O Fausto, já por essa altura, compunha coisas musicais bem interessantes, embora ele talvez se reconheça menos numa canção em que se falava de "meninos com olhos de cratera", com letra do João Bettencourt da Câmara, que então gravou num (hoje raríssimo!) 45 rotações. O mesmo Fausto que cantava nos "convívios" da Junqueira, em tardes em que o Tossán e o José Carlos de Vasconcelos declamavam o neo-realismo empolgado das poesias das "notícias do bloqueio". O Fausto que então namorou a Rita Vinhas, a mais bonita colega das nossas tardes do magnífico jardim e da "sala verde". (Um beijo para ti, Rita, que ainda há pouco tempo me perguntavas pelo Fausto).

Dois anos mais tarde, o Fausto e eu voltámos a ganhar as eleições para a Associação. E, dessa vez, para alguma surpresa nossa, o ministério não ofereceu quaisquer objeções à lista. Eu era presidente da Assembleia Geral e o Fausto era membro da direção. O ano académico foi muito turbulento. No meu caso, tinha mesmo sido objeto de um processo disciplinar.

No ano seguinte, apresentámos uma nova candidatura. E voltámos a ganhar. Só que, dessa vez, o presidente da Assembleia Geral cessante (isto é, eu) recebeu uma carta do Secretário-Geral do ministério, num tom muito formal, informando "V. Exa. de que a lista vencedora nas eleições para os corpos gerentes da Associação Académica do ISCSPU foi homologada por despacho de S. Exa. o Ministro da Educação Nacional". Tudo igual ao ano anterior? Não. O texto não acabava aí e acrescentava "... , com exceção dos senhores Francisco Manuel Seixas da Costa e Carlos Fausto Bordalo Gomes Dias, que estão superiormente impedidos de tomar posse".

A "medalha" de termos sido "não homologados" pelos dois ministros da Educação da ditadura já na sua versão marcelista, Hermano Saraiva e Veiga Simão (este último que o destino me levaria a cruzar à mesa do mesmo governo, um quarto de século mais tarde), ninguém nos tira, ao Fausto e a mim.

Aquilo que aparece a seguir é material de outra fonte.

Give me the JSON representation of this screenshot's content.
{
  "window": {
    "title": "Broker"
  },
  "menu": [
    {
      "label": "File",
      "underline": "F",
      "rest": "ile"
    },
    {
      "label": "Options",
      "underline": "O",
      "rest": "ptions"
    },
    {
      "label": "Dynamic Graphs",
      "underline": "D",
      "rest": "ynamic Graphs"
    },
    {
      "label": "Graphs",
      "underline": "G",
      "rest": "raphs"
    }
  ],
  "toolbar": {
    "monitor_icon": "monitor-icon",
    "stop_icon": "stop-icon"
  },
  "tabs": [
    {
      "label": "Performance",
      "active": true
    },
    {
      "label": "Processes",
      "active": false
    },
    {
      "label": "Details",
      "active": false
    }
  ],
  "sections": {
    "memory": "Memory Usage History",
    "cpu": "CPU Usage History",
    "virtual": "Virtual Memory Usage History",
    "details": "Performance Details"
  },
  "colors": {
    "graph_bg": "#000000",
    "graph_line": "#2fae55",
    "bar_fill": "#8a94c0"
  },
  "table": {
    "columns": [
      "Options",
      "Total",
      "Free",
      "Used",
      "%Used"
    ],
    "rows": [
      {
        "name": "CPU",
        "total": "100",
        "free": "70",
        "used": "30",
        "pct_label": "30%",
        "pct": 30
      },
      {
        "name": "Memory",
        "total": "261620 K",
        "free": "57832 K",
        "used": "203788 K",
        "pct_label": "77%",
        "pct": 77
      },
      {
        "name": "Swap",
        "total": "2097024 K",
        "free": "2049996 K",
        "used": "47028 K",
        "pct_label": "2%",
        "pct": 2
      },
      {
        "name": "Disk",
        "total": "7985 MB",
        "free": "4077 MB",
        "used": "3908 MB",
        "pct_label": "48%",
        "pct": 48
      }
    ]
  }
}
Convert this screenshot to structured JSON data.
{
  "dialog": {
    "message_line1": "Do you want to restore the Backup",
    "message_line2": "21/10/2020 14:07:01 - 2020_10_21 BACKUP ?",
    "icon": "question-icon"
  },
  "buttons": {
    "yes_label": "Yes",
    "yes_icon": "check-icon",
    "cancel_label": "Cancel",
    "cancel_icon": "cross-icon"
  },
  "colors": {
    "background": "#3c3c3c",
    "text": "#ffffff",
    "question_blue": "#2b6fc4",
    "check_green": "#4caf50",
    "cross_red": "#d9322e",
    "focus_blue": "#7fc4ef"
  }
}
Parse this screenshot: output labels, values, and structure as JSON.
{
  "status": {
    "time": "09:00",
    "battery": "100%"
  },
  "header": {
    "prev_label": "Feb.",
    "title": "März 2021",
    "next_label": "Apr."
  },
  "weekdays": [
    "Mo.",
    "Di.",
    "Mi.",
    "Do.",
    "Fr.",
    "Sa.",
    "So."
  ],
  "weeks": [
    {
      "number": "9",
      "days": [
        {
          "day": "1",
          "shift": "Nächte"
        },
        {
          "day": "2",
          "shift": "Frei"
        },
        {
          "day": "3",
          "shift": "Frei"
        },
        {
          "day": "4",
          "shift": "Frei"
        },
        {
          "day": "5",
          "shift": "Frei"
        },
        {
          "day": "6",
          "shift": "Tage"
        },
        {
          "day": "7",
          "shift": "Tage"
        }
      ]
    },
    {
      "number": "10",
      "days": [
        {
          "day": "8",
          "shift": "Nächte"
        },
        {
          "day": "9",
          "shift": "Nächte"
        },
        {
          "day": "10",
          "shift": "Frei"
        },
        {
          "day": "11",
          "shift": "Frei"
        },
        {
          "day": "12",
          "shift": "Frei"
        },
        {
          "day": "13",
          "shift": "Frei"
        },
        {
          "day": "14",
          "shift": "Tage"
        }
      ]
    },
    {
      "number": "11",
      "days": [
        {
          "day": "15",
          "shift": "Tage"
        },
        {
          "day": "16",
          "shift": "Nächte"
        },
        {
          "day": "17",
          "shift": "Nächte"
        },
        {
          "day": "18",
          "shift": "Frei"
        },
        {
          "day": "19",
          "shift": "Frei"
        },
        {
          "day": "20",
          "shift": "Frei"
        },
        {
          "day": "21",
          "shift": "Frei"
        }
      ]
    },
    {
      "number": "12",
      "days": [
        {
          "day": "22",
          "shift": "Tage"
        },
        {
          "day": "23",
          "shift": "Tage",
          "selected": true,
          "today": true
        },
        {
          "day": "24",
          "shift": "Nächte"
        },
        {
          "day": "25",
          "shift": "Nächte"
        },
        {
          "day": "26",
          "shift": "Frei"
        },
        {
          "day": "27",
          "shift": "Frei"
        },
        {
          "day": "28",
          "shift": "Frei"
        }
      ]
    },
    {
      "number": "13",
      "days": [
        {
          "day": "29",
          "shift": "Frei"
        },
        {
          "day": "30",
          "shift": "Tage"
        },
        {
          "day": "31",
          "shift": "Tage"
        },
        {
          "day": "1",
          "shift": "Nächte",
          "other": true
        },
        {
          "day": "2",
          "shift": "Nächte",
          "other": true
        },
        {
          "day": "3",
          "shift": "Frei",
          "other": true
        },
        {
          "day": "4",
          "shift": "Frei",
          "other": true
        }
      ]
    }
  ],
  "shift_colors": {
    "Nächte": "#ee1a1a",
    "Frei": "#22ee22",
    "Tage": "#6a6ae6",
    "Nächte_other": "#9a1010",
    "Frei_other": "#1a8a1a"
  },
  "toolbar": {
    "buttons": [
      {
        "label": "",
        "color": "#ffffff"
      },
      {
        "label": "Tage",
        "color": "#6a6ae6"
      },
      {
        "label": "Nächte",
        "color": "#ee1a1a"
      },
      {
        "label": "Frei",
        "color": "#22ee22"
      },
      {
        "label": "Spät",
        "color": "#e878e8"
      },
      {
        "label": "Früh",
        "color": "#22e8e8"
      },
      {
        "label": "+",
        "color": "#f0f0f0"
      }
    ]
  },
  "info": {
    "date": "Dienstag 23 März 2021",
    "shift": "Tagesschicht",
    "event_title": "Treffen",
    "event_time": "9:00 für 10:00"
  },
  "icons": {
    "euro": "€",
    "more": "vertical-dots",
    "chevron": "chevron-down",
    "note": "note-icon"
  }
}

O Fausto, além de se dedicar ao ensino, teve a carreira musical brilhante que o país conhece. Construíu alguns dos álbuns mais notáveis da música portuguesa contemporânea e, amizades à parte, faz hoje parte desse (julgo) indiscutível "top five" que integra com Sérgio Godinho, José Afonso, José Mário Branco e Jorge Palma.

Lembro-o com muita saudade, na hora da sua morte. 

4 comentários:

Anónimo disse...

Uma pena, uma enorme perda. mas vamos continuar a ouvir como até aqui.

Flor disse...

Belíssimo texto. Não fazia a mais pequena ideia do que escondia atrás do seu nome artístico FAUSTO. Grata.

Francisco de Sousa Rodrigues disse...

O Sr. Embaixador sempre a celebrar a amizade em grande, é um gosto imenso ler.

Um grande viva a Fausto!

Francisco de Sousa Rodrigues disse...
Este comentário foi removido pelo autor.